I found my way to a support group where the first guy to speak said, “Well, they’ve got my PSA down from 225 to about 100 but the cancer’s in my bones,” the second guy said he had total incontinence and was going through seven diapers a day, and the third guy said he carries a piece of paper that says ‘April 2020’ on it because that’s the median date based on how long the doctors told him he had. Three years later, my prostate is gone, my PSA is undetectable, and I’m the facilitator of the support group.
They Mean Well
Getting diagnosed with PCa is like having your car break down and having to pull over to the side of the road while everyone else continues on their way. Friends will commiserate and try to help. “Oh, you have prostate cancer? You need to talk to my friend, Joe… he had it ten years ago.” The problem is not just that I play tennis 4-5 times a week and Joe is a 350lb chain-smoking diabetic old enough to be my father, or even the ten years of medical advances in treating the disease. The only thing Joe and I really have in common with regards to PCa is… PCa. Still, that commonality does make a difference.
It Takes A Village
The motto of our support group (prostatecanceroakland.org) is, “You are not alone on Planet PCa.” The group always has a few deer in the headlights who just got diagnosed and are struggling to come up to speed with biopsies, MRIs, Gleason scores, PSMA tests, ADT, whatever. We’ve got guys who swear by the procedure they chose for themselves and are true believers based on their results… and guys who weren’t so lucky. We’ve got guys facing end-stage PCa, and guys who come to the group to announce that they had PCa years ago with zero side effects. We’ve got guys who love challenges and lean into the coming battle, and guys who were overwhelmed even before they got diagnosed. And, we’ve got guys experiencing recurrences as their PSAs have started climbing again after they had relaxed into post-treatment undetectability. What unites and ties us together is knowing that each and every guy sitting around the table is also traveling the PCa highway. We may all be having different experiences, but it’s a peer discussion group for those living with Prostate Cancer. There’s always something to share and something to learn… and that’s on top of knowing you’re not alone with a disease that does its best to make you feel alone.
Paying It Forward
In late 2018, I represented my support group and the organizations behind it (Summit Hospital and UsTOO) as I participated on a Department of Defense panel reviewing applications for PCa research funding… as a ‘Prostate Cancer Consumer Reviewer’. For the record, I would rather be called a PCa ‘veteran’ than ‘consumer’ but the DoD can call me whatever they want since they put about $100m yearly into PCa research. Each of the panels meeting during our session had a consumer reviewer or two and a bunch of scientists, reviewing and scoring proposals based on science, innovation, and potential impact; we consumer reviewers were there to speak about the potential impact of each application. Our scores and feedback get passed on to the ‘programmatic review’ panels who select the proposals that get funded. Similar panels are run year-round for all kinds of issues affecting military (and other) personnel: Pancreatic Cancer, Agent Orange, Breast Cancer, Tick-borne Diseases, etc. It was a huge honor and a way to help make a difference.
So What Now?
PCa side effects tend to get personal pretty quickly but there are meds, exercises, and even mechanical options. The important thing (as the former facilitator of our group still counsels) is to ‘kick the can down the road’ and then worry about the small stuff.

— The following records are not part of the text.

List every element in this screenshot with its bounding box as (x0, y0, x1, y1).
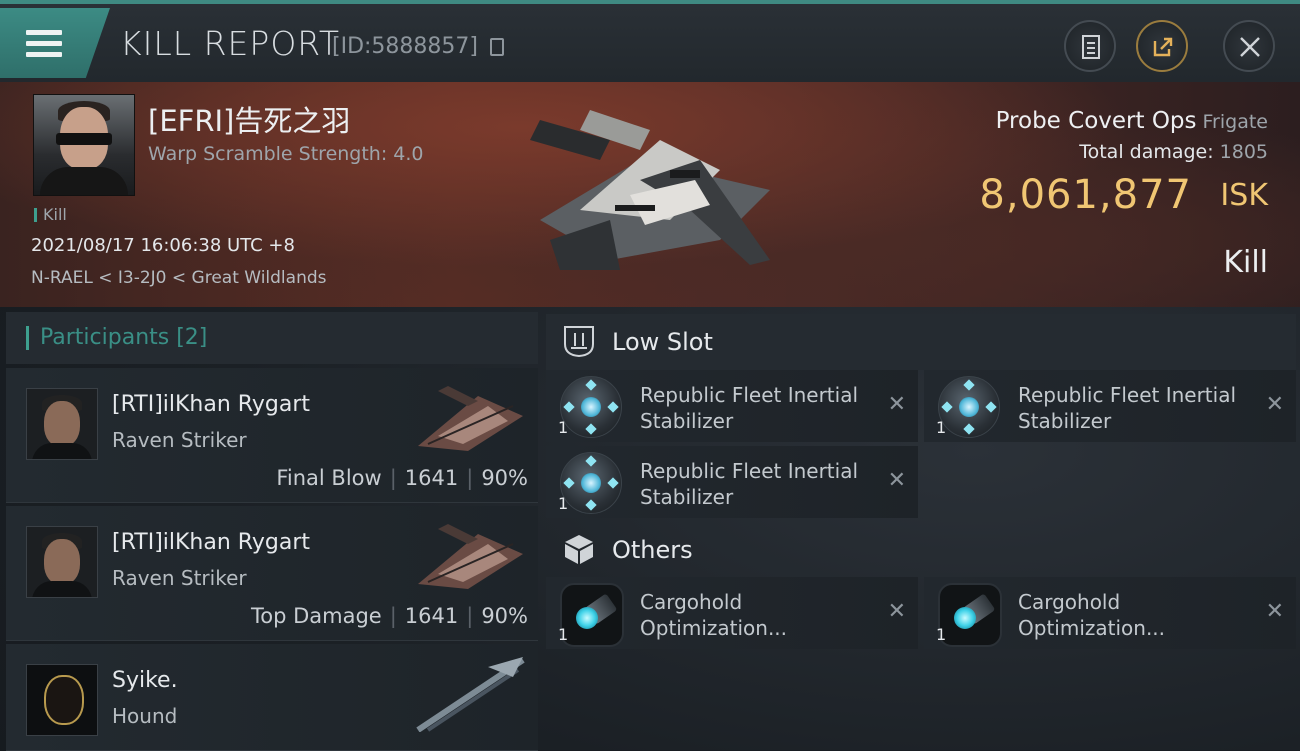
hamburger-menu-icon (26, 30, 62, 58)
participant-ship-image (418, 524, 523, 589)
participant-ship: Raven Striker (112, 428, 247, 452)
item-quantity: 1 (936, 418, 947, 437)
top-bar: KILL REPORT [ID:5888857] (0, 0, 1300, 82)
others-title: Others (612, 536, 693, 564)
module-item[interactable]: 1 Republic Fleet Inertial Stabilizer ✕ (546, 370, 918, 442)
warp-scramble-strength: Warp Scramble Strength: 4.0 (148, 143, 424, 165)
participants-header: Participants [2] (6, 312, 538, 364)
participant-stats: Final Blow | 1641 | 90% (276, 466, 528, 490)
item-name: Cargohold Optimization... (1018, 590, 1166, 640)
total-damage-label: Total damage: (1079, 141, 1214, 163)
ship-class: Frigate (1202, 111, 1268, 133)
total-damage: Total damage: 1805 (1079, 141, 1268, 163)
participant-name: Syike. (112, 668, 178, 693)
kill-location: N-RAEL < I3-2J0 < Great Wildlands (31, 268, 327, 288)
kill-type-tag: Kill (34, 205, 67, 224)
participant-ship: Hound (112, 704, 178, 728)
item-quantity: 1 (558, 625, 569, 644)
item-quantity: 1 (558, 494, 569, 513)
cargo-box-icon (565, 535, 593, 564)
close-button[interactable] (1223, 20, 1275, 72)
report-notes-button[interactable] (1064, 20, 1116, 72)
participant-card[interactable]: [RTI]ilKhan Rygart Raven Striker Final B… (6, 368, 538, 503)
participant-card[interactable]: [RTI]ilKhan Rygart Raven Striker Top Dam… (6, 506, 538, 641)
inertial-stabilizer-icon (938, 376, 1000, 438)
close-icon (1240, 37, 1260, 57)
item-quantity: 1 (558, 418, 569, 437)
participant-role: Top Damage (250, 604, 382, 628)
participant-ship-image (418, 386, 523, 451)
module-item[interactable]: 1 Republic Fleet Inertial Stabilizer ✕ (924, 370, 1296, 442)
others-header: Others (546, 522, 1296, 578)
isk-value: 8,061,877 (979, 172, 1192, 218)
inertial-stabilizer-icon (560, 452, 622, 514)
participant-portrait[interactable] (26, 388, 98, 460)
destroyed-x-icon: ✕ (887, 392, 906, 417)
victim-ship-image[interactable] (520, 100, 790, 275)
participant-portrait[interactable] (26, 664, 98, 736)
participant-card[interactable]: Syike. Hound (6, 644, 538, 751)
participant-ship: Raven Striker (112, 566, 247, 590)
accent-bar (26, 326, 29, 350)
item-name: Republic Fleet Inertial Stabilizer (640, 383, 859, 433)
victim-ship-type[interactable]: Probe Covert Ops Frigate (996, 108, 1268, 134)
participant-damage: 1641 (404, 604, 459, 628)
low-slot-title: Low Slot (612, 328, 713, 356)
cargo-item[interactable]: 1 Cargohold Optimization... ✕ (546, 577, 918, 649)
cargohold-optimization-icon (938, 583, 1002, 647)
destroyed-x-icon: ✕ (887, 468, 906, 493)
kill-result: Kill (1223, 245, 1268, 280)
destroyed-x-icon: ✕ (1265, 392, 1284, 417)
participant-percent: 90% (481, 466, 528, 490)
participant-name: [RTI]ilKhan Rygart (112, 530, 311, 555)
menu-button[interactable] (0, 8, 110, 78)
module-item[interactable]: 1 Republic Fleet Inertial Stabilizer ✕ (546, 446, 918, 518)
share-button[interactable] (1136, 20, 1188, 72)
participant-role: Final Blow (276, 466, 382, 490)
participant-ship-image (416, 657, 525, 732)
item-quantity: 1 (936, 625, 947, 644)
low-slot-header: Low Slot (546, 314, 1296, 370)
copy-id-icon[interactable] (490, 38, 504, 56)
participant-name: [RTI]ilKhan Rygart (112, 392, 311, 417)
participant-portrait[interactable] (26, 526, 98, 598)
clipboard-icon (1082, 35, 1100, 59)
participant-stats: Top Damage | 1641 | 90% (250, 604, 528, 628)
kill-datetime: 2021/08/17 16:06:38 UTC +8 (31, 235, 295, 256)
participant-percent: 90% (481, 604, 528, 628)
participant-damage: 1641 (404, 466, 459, 490)
destroyed-x-icon: ✕ (1265, 599, 1284, 624)
isk-unit: ISK (1220, 178, 1268, 213)
cargo-item[interactable]: 1 Cargohold Optimization... ✕ (924, 577, 1296, 649)
cargohold-optimization-icon (560, 583, 624, 647)
report-id: [ID:5888857] (332, 34, 478, 59)
victim-name[interactable]: [EFRI]告死之羽 (148, 98, 350, 140)
item-name: Cargohold Optimization... (640, 590, 788, 640)
participants-title: Participants [2] (40, 325, 208, 350)
item-name: Republic Fleet Inertial Stabilizer (1018, 383, 1237, 433)
destroyed-x-icon: ✕ (887, 599, 906, 624)
low-slot-icon (564, 326, 594, 358)
share-icon (1153, 37, 1173, 57)
inertial-stabilizer-icon (560, 376, 622, 438)
page-title: KILL REPORT (120, 24, 340, 63)
total-damage-value: 1805 (1219, 141, 1268, 163)
victim-portrait[interactable] (33, 94, 135, 196)
ship-name: Probe Covert Ops (995, 108, 1197, 134)
item-name: Republic Fleet Inertial Stabilizer (640, 459, 859, 509)
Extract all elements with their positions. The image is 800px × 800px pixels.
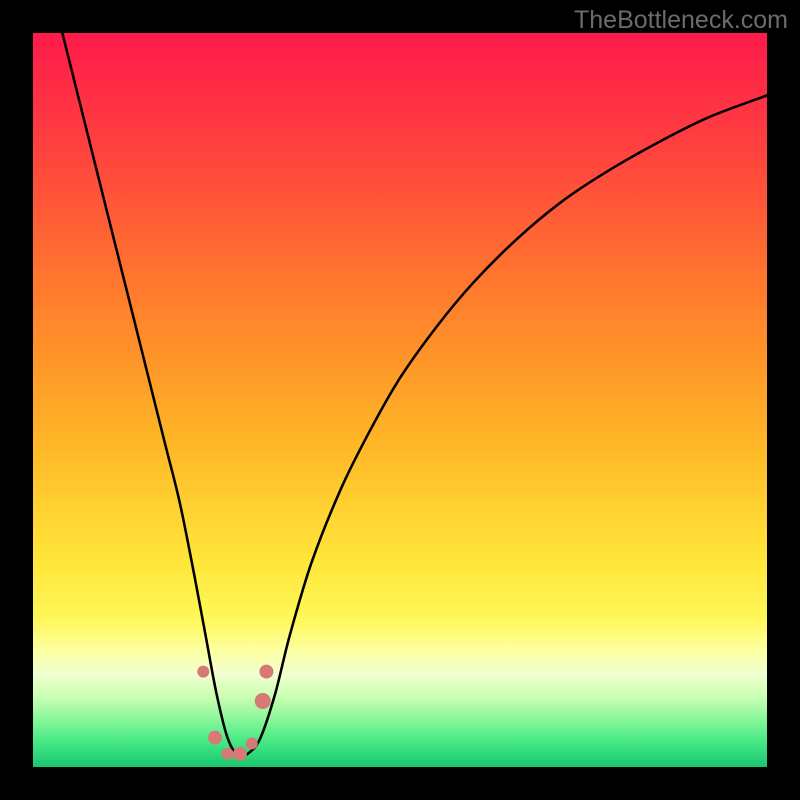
curve-marker (233, 747, 247, 761)
outer-frame: TheBottleneck.com (0, 0, 800, 800)
curve-marker (197, 666, 209, 678)
watermark-text: TheBottleneck.com (574, 6, 788, 35)
plot-area (33, 33, 767, 767)
curve-marker (255, 693, 271, 709)
curve-marker (222, 748, 234, 760)
curve-marker (208, 731, 222, 745)
curve-marker (246, 738, 258, 750)
chart-svg (33, 33, 767, 767)
curve-marker (259, 665, 273, 679)
bottleneck-curve (62, 33, 767, 757)
curve-markers (197, 665, 273, 761)
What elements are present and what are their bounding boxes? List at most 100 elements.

I’ve kicked my can down the road and am doing well with an undetectable PSA, a dog who’s responded to his own meds, and the band is back together. Of course, there’s that little urine-leakage-during-sex problem (Climacturia affects between 20-40% of men who’ve had prostatectomies) but since it’s just me and the dog… kidding!
Seriously, PCa is not fun. Permanent changes to your plumbing can be less than pleasant and difficult to talk about. Fortunately, you don’t have to go it alone. If you’ve been diagnosed or are living with prostate cancer find the closest PCa support group and avail yourself of the camaraderie and assistance you will find there. You are not alone on Planet PCa.